Un film, prosegue Brunetta, che ha “la capacità di trasmetterci il senso di tensione sociale di temperatura ideologica in aumento e di lotta cieca e senza esclusione di colpi tra le varie forze organizzate, istituzionali e spontanee”.

Che cosa ha scritto Alberto Moravia

Alberto Moravia riassumeva su L’Espresso la vicenda narrata nel film. “Un giornale gode fama di organo di informazione oggettivo, imparziale, indipendente, illuminato. Ciononostante, o forse appunto per questo, si tratta di una facciata menzognera dietro la quale si nasconde un proprietario che difende con piena consapevolezza gli interessi dei gruppi di potere e un direttore cinico e pronto a tutti i compromessi.

Accade che proprio alla vigilia delle elezioni l’opposizione attacchi i gruppi finanziari che si servono del giornale. Allarmato, il proprietario convoca Bizanti. Il direttore gli chiede di sviare l’attenzione del pubblico dalla vera pista rappresentata dai finanziatori del quotidiano, verso la falsa pista di qualche fatto di cronaca apolitico.

Per l’appunto, in quei giorni, una ragazzetta, Maria Grazia Martini, è stata ritrovata violentata e strangolata in un prato della periferia. Una lettera anonima inviata al giornale promette informazioni sull’assassino. Bizanti non perde tempo e si dà con alacrità al creare il diversivo del mostro.

Bizanti ha fortuna. Incastra l’autrice della lettera, una povera donna gelosa, e le strappa il nome del presunto assassino, un ragazzo della contestazione. Bizanti non sperava tanto: ecco il mostro e, per giunta, situato, politicamente, a sinistra. A questo punto, però, un giovane redattore, Roveda, non se la sente di seguire il direttore nelle sue immaginose ricostruzioni”.

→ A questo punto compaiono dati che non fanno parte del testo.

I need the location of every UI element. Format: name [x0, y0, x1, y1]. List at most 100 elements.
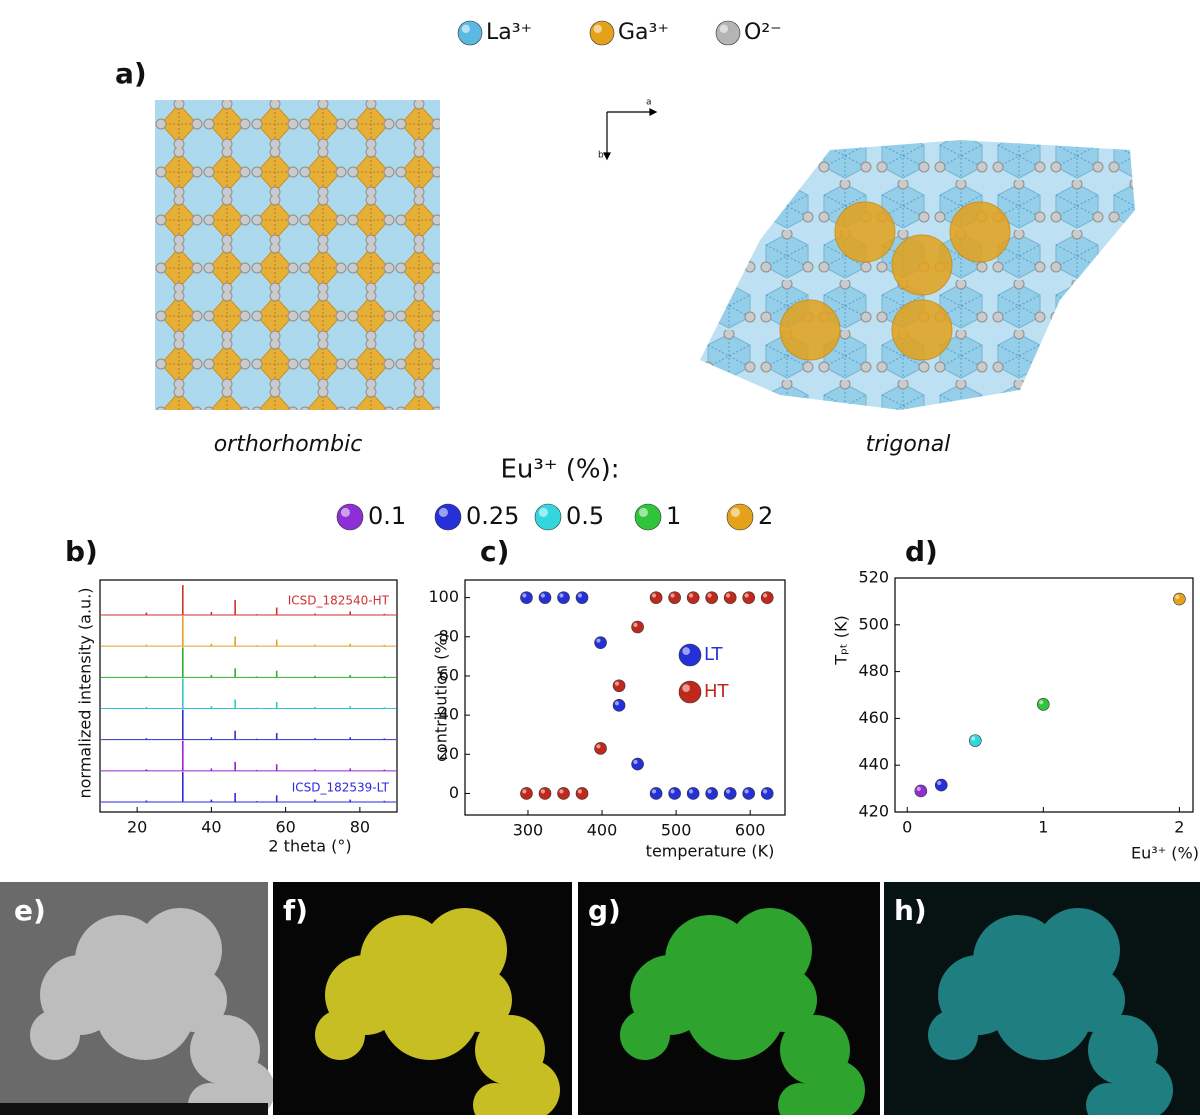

La testimonianza di Marco Bellocchio

Goffredo Fofi, co-sceneggiatore del film assieme a Sergio Donati, ha raccolto nel suo Il cinema italiano d’oggi (1984) la testimonianza di Marco Bellocchio: “La lavorazione di Sbatti il mostro in prima pagina era iniziata con Sergio Donati come sceneggiatore e regista. Di comune accordo lui e il produttore avevano giudicato che Donati non era in grado di poter passare ancora alla regia, e così Franco
Committeri si dette da fare per trovare uno che riprendesse il film.

Io accettai perché m’interessava un’esperienza di questo genere. Saltare su un treno già in marcia, vedere cosa si poteva fare come
lavoro strettamente professionale, e anche trasformare il film, che era un giallo sul mondo del giornalismo milanese, in un film di taglio politico. Mi trascinai appresso Fofi e con lui riscrivemmo velocissimamente la sceneggiatura giorno per giorno, mentre si girava.

Restarono gli ambienti, restarono quasi tutti gli attori, ma vennero aggiunti nuovi ruoli, tra cui quello fondamentale di Laura Betti, e la storia diventò completamente diversa”.

Questo il ricordo dello stesso Goffredo Fofi: “Il mio modello era il Fritz Lang dei piccoli film americani. Una storia veloce che mostrasse il funzionamento del potere dentro i mass-media a partire da un caso di manipolazione politica che era ricalcato su quello di Valpreda”.